When I ask the question “What if the US 10 year goes to 0?", most do not know the effect, the catalyst, or if 0 has ever happened before. The math is fairly simple to do in Excel or with an old-school calculator, but let’s use RQuantLib to do the pricing and then use LatticeExtra with some slight adjustment in SVG. RQuantLib spits out a total return of 17% if we go to 0 by the end of October, which seems like a decent amount until we look at on a chart.
Mildly impressive, but the move is almost undetectable on a log scale.
Throughout history, we have really only one good reference point in Japan whose 10 year went very briefly to 0.47%, but we need to remember that was in extended deflation in which stocks and real estate lost 90%. That 17% return if we go to 0 (actually much less since
0.47% 0.43% was the stopping point) is not all that helpful in this devastating environment.
Even more strange is that the move we experienced over the last 15 months is greater than the potential move from here to 0. On a six month change in yield chart, the 2% from April to 0% in October seems perfectly normal if we forget about the starting point.
Similarly, a 12 month rolling total return chart does not reveal anything odd.
However, starting point is critical.
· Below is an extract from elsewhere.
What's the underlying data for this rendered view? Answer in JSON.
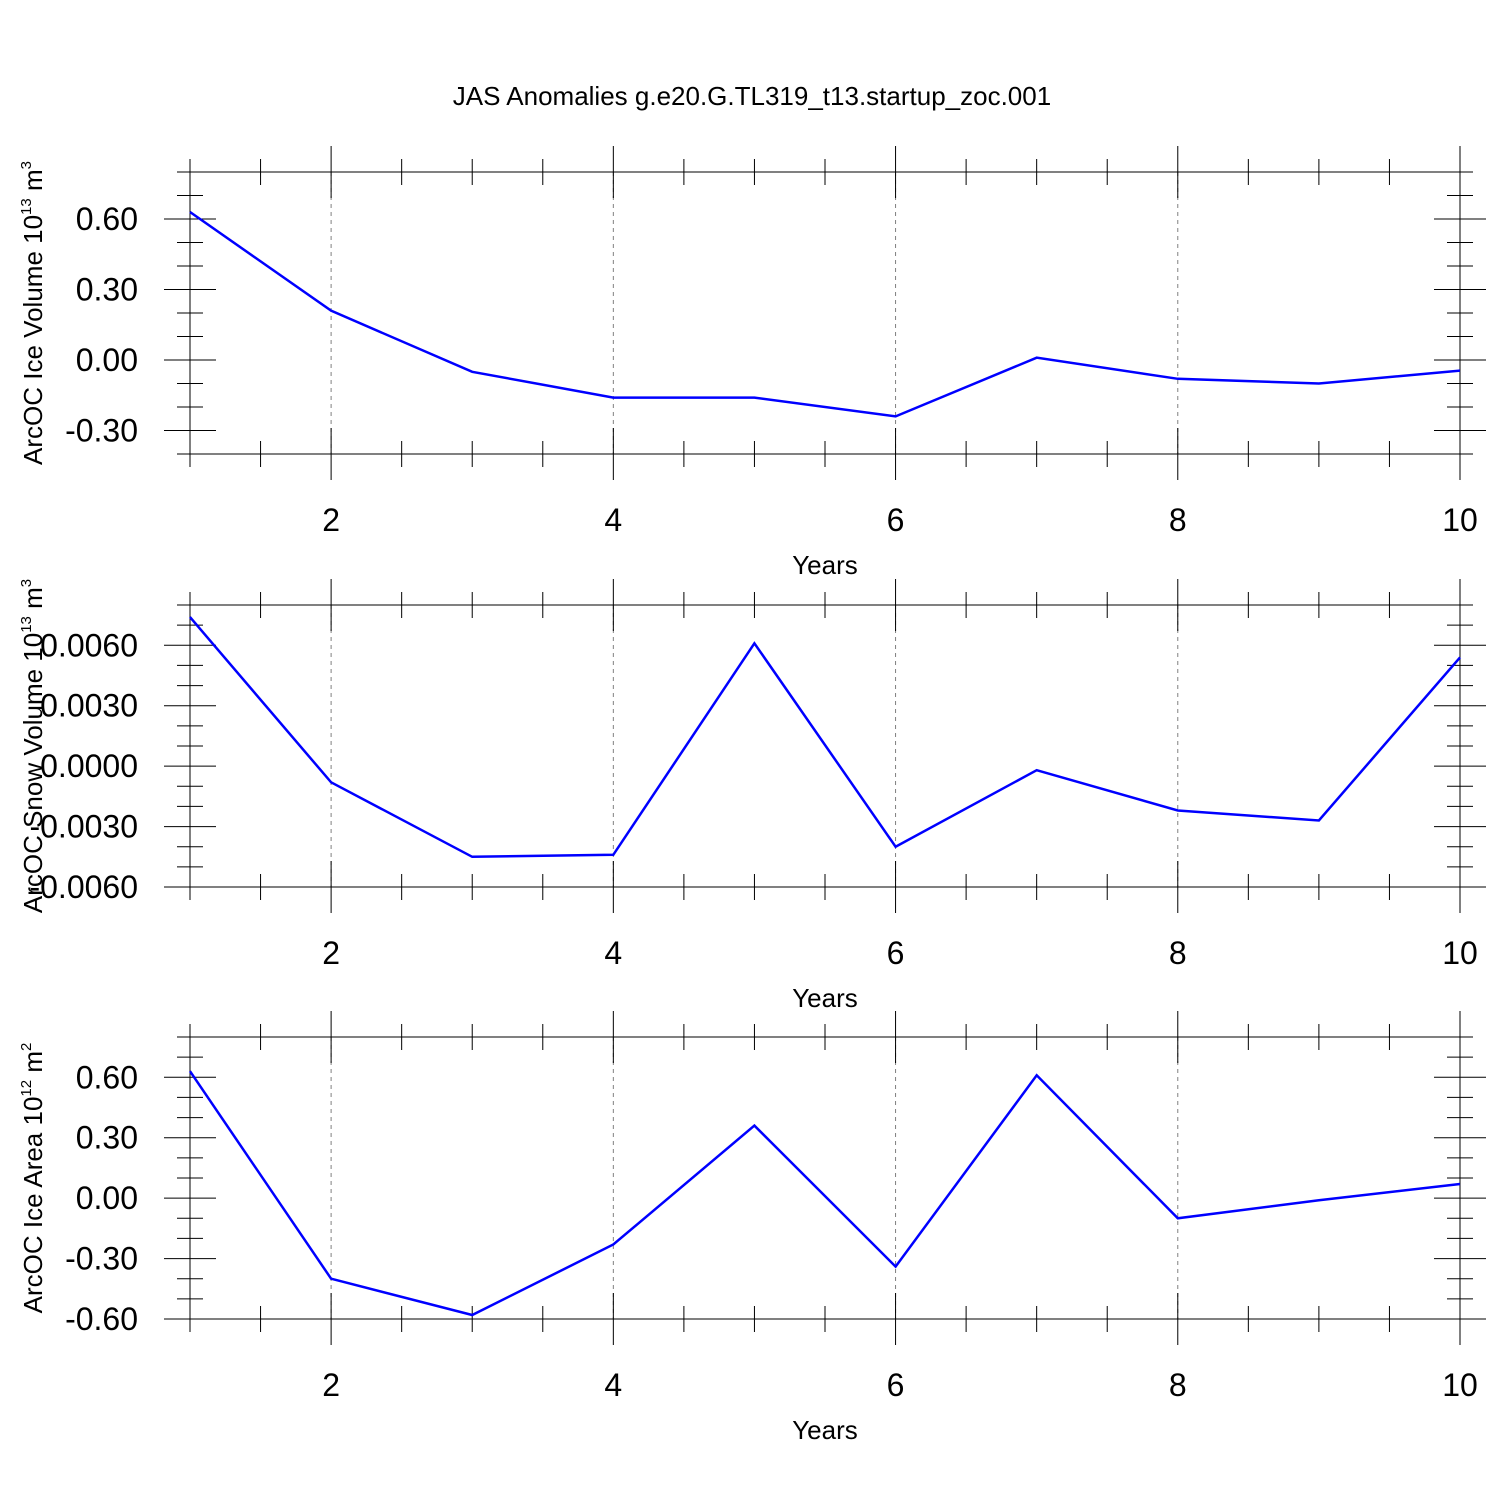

Instead of subtracting ending from starting yield, ending yield/starting yield is more appropriate at this critical level. Now we can see how unusual the move really is.
If you are buying bonds to protect/benefit from a disastrous, deflationary “end of the world”, please be aware that best case you make a fairly measly 17%. Just moving back to where we were Spring 2011 would mean a bigger loss than the absolute best case.
THIS IS NOT INVESTMENT ADVICE. ALL OF THE ABOVE IS SIMPLY FOR ILLUSTRATION.